Temprano. Esos minutos previos en los que ya está el uniforme del colegio puesto y se espera que la madre dé el vamos para partir
al colegio. Bolsón listo, cola de caballo hecha y bien tirante para que no se
les calce la frente a las niñitas (las frentes calzadas son feas, dice la
abuela, que no soporta que a sus nietas no les quepa una mano de gorila entre
la nariz y el territorio que sube tras las cejas). La puerta abierta, el motor
del auto andando. Todo listo para ser un día más entre todos los días, pero
suena el teléfono y la mañana que no postulaba a ser recordada se convierte en
la excepción que cambia la vida.
No van a clases, anuncia la madre, mientras susurra con la
abuela y la nana. No van a clases, insiste. Y, claro, las niñas no insistimos a
pesar de tener el uniforme puesto y el bolsón cargado.
Suena el teléfono una y otra vez. La madre trata de disimular
su cara de espanto, pero cada llamada
parece aumentar una angustia que las niñas no alcanzamos a entender.
La madre nos llama y nos sienta en el living como si fuéramos
las adultas que no somos. Están pasando cosas, nos cuenta: militares, disparos, La Moneda,
Allende y el padre nuestro que decidió acompañarlo en lo que fuera su
suerte. Nos avisa que el padre nos
llamará para despedirse y nos pide que no lloremos. Llama y no lloramos,
decimos ya, ya, ya a cada cosa que él nos dice cuando nos dice que nos quiere
más que a nada en el mundo y que si no nos volvemos a ver, quiere que seamos
niñas felices y que no nos olvidemos nunca ni de él ni de esta mañana.
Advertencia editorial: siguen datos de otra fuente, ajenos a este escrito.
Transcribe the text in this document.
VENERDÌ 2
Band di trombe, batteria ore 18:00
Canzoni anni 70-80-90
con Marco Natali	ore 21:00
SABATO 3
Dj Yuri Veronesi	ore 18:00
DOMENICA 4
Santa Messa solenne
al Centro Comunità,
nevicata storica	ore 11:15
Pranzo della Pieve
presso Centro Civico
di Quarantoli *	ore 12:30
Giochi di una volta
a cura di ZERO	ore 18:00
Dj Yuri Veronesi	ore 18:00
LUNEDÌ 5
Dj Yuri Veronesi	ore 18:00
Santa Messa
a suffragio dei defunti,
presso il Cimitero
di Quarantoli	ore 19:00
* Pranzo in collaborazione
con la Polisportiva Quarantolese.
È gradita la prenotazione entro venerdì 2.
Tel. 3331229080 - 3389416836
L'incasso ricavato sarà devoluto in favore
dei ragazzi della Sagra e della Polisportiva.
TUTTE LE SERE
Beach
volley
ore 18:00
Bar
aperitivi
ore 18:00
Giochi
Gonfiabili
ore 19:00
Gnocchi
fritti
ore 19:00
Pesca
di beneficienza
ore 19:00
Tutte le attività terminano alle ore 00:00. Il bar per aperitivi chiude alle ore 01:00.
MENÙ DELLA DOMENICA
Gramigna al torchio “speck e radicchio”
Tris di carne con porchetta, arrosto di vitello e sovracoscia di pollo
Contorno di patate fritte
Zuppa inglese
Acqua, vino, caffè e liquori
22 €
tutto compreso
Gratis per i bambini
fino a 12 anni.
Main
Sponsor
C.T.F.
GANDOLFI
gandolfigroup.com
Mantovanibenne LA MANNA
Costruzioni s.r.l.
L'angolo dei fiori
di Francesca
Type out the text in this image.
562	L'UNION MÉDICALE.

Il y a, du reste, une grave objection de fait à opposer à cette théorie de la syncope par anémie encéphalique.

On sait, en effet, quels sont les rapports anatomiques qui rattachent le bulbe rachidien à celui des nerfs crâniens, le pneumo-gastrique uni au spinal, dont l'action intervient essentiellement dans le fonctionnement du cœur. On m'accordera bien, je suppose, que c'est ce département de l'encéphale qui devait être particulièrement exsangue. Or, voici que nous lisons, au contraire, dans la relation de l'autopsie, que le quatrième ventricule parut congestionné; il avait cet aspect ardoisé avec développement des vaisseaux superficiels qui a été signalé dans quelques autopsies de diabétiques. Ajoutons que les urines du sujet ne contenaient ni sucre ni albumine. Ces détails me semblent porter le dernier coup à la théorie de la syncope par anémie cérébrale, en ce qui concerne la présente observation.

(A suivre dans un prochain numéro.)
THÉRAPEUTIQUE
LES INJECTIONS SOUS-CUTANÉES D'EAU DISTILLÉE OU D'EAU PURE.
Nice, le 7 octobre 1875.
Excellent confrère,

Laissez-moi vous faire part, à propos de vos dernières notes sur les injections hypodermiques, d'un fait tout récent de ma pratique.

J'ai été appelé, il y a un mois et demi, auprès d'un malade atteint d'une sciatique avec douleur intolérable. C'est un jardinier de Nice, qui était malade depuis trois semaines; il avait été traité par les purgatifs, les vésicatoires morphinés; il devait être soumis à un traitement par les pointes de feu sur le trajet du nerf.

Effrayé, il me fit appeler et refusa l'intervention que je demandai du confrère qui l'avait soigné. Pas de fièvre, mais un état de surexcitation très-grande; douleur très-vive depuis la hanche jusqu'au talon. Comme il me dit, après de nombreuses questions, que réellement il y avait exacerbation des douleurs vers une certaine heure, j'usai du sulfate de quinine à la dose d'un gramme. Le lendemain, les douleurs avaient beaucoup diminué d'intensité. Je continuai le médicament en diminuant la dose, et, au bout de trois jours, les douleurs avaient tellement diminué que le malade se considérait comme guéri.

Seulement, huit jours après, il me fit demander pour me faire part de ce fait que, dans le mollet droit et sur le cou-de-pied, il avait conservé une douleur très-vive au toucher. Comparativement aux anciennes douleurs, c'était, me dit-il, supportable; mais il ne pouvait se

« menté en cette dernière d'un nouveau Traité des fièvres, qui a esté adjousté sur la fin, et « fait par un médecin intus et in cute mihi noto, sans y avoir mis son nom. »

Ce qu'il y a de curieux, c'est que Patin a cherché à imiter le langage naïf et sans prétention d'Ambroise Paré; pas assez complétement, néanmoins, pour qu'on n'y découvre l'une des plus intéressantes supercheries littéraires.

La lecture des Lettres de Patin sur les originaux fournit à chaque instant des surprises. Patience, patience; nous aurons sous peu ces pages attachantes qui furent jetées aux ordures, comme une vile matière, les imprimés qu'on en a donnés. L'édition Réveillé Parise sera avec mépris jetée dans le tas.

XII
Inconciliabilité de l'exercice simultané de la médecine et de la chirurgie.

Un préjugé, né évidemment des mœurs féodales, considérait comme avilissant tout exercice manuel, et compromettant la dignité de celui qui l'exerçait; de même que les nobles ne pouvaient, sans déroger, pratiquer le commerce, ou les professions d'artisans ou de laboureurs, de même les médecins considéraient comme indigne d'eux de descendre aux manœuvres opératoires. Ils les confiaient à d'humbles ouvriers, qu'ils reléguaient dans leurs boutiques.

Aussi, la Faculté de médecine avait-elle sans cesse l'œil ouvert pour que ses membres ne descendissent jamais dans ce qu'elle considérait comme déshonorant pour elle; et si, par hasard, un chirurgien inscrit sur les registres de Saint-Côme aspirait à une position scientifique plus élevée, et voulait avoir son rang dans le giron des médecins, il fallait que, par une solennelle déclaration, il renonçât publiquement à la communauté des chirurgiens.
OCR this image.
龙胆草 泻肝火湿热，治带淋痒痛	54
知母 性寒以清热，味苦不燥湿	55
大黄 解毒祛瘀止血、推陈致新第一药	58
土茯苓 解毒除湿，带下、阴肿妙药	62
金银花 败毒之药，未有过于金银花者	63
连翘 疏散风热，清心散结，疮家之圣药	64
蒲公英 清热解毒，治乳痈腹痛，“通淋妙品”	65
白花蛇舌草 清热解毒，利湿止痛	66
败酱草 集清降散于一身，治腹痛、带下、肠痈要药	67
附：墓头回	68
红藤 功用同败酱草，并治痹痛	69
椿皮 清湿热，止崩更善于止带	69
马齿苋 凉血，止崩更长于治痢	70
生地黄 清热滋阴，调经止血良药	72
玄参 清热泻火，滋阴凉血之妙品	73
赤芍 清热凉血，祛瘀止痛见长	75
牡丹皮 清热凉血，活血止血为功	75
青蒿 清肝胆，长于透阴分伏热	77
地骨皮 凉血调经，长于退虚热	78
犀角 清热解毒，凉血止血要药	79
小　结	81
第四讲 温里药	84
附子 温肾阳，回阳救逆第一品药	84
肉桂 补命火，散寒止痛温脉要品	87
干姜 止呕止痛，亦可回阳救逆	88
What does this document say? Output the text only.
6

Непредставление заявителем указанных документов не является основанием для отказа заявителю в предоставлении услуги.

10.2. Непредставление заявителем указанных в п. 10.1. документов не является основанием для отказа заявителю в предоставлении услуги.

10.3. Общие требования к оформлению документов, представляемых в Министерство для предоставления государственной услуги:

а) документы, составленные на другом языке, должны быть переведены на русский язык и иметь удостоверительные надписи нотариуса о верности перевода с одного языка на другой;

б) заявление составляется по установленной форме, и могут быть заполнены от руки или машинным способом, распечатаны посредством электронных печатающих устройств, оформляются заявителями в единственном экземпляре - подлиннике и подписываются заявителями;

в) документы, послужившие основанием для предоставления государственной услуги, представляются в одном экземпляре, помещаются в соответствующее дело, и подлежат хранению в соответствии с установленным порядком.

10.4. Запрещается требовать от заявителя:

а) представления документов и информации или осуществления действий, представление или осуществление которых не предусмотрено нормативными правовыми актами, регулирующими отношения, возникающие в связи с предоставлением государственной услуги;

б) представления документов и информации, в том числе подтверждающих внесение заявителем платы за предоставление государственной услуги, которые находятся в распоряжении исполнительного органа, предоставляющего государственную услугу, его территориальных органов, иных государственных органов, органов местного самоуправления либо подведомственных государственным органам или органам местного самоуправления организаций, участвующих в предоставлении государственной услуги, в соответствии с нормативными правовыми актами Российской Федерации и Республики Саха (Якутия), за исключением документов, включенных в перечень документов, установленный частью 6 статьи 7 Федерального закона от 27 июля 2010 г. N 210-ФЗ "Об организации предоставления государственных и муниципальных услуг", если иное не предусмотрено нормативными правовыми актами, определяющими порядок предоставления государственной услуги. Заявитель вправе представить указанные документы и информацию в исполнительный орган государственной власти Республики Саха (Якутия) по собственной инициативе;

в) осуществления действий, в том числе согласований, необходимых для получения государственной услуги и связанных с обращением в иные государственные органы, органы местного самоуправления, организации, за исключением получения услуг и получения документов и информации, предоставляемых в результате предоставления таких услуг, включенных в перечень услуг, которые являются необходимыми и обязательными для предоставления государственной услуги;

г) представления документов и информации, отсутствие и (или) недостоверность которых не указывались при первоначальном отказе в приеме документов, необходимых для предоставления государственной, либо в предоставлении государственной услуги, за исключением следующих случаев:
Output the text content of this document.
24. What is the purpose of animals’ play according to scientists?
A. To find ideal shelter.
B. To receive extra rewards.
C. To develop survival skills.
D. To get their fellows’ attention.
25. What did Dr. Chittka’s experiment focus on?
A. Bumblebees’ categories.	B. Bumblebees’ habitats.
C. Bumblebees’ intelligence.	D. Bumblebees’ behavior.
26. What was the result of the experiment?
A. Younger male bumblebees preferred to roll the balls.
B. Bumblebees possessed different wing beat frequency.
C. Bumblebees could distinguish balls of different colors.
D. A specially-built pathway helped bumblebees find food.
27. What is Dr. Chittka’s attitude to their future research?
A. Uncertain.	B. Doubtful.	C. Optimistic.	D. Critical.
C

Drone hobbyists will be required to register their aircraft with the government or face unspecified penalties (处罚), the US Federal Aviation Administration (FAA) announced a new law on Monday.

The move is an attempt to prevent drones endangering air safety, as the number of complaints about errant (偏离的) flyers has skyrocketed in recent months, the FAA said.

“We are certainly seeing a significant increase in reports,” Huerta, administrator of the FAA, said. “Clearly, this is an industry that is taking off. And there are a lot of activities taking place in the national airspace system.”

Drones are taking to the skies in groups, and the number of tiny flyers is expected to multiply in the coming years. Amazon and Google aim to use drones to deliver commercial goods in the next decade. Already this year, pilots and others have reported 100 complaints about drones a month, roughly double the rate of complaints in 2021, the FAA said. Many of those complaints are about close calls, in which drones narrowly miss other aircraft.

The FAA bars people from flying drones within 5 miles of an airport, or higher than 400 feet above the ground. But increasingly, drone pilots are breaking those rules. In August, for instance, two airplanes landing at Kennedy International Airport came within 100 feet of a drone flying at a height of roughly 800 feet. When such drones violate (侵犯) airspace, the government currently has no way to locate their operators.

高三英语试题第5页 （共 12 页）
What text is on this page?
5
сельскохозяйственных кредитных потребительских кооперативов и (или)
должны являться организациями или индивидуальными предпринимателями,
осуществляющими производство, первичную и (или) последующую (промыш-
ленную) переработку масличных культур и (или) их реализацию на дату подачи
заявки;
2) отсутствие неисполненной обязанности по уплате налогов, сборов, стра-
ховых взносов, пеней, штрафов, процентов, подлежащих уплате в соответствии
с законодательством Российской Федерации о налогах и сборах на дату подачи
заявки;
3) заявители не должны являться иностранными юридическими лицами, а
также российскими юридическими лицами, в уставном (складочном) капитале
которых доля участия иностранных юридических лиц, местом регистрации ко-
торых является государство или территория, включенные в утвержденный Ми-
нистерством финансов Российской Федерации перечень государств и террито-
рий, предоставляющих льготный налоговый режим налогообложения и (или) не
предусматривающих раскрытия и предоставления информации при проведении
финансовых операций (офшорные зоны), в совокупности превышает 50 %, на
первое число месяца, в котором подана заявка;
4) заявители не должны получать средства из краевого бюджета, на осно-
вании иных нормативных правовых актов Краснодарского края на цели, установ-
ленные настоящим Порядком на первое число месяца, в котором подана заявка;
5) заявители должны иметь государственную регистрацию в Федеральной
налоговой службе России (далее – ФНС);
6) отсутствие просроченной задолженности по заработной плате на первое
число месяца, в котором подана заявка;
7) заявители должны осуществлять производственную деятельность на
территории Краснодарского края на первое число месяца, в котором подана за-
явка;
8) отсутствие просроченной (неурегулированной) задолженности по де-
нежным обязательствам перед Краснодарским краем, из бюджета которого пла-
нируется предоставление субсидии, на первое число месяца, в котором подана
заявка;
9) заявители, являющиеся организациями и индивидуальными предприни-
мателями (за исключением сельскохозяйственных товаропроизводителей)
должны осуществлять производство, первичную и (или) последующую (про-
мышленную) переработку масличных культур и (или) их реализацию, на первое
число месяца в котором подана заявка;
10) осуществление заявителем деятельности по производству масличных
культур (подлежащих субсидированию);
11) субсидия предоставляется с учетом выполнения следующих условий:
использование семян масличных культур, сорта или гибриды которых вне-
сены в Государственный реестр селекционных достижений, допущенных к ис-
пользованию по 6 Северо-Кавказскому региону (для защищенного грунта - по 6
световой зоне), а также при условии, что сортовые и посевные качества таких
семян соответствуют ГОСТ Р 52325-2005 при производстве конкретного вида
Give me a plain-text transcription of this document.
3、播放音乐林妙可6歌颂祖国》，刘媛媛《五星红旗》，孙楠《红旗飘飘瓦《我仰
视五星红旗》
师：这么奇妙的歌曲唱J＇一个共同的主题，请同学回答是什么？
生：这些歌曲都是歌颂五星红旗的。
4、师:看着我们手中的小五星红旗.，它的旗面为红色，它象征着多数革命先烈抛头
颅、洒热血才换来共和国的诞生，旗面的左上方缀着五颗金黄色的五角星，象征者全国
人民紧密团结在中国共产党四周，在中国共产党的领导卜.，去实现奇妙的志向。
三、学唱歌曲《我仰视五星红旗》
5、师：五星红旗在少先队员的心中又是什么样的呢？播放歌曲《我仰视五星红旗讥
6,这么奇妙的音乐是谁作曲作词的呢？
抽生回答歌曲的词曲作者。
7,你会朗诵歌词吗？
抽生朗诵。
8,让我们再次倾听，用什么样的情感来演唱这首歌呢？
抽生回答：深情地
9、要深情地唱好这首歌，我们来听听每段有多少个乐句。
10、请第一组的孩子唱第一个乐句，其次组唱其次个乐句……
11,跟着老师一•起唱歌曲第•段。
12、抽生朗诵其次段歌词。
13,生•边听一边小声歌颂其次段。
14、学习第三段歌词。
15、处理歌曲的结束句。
Ya, ya,
ya, seguimos respondiendo con una garganta que empieza a llenarse de agua.
La abuela cierra las persianas de todas las ventanas de la
casa, por lo que a las 11:00 de la mañana parece que llegó la noche.
La madre no quiere que veamos tele, pero vemos igual. Detrás
de una puerta siempre se puede ver tele
y escuchar lo que muchas veces no se debe. Bandos (¿qué son bandos cuando uno
tiene 8 años?), ultimátum (tampoco entendemos lo que es un ultimátum); otra vez
el teléfono, muchas veces el teléfono que suena, mientras la madre habla en voz
baja para que las niñas no escuchemos lo que de todas maneras escuchamos.
Papel y lápices. Las niñas dibujamos. Pintamos un hombre con
bigotes, una casa que se quema, una bandera chilena y escribimos VIVA ALLENDE
con hartos signos de exclamación. Es nuestra proclama. Esa que nadie verá y que
da lo mismo para todos menos para nosotras.
Las horas pasan y las niñas no sabemos si es de día o de
noche porque nos tienen prohibido acercarnos a las ventanas y espiar por las
rendijas de luz que se cuelan por las persianas cerradas a machete.
Hasta que llega el momento en que la noche es cierta y es
hora de dejar los lápices. Somos niñas que por un minuto exigen ser tratadas
como adultas. Queremos saber la verdad, decimos. La madre nos sienta en su cama
y con los ojos hinchados y sin ganas de disimular porque se le acabaron las
fuerzas para disfrazarnos la verdad, declara: el Presidente está muerto, el tío
Perro también, no sabemos dónde está el papá. Se terminó todo.
(Lloro. Mi hermana me mira y llora también).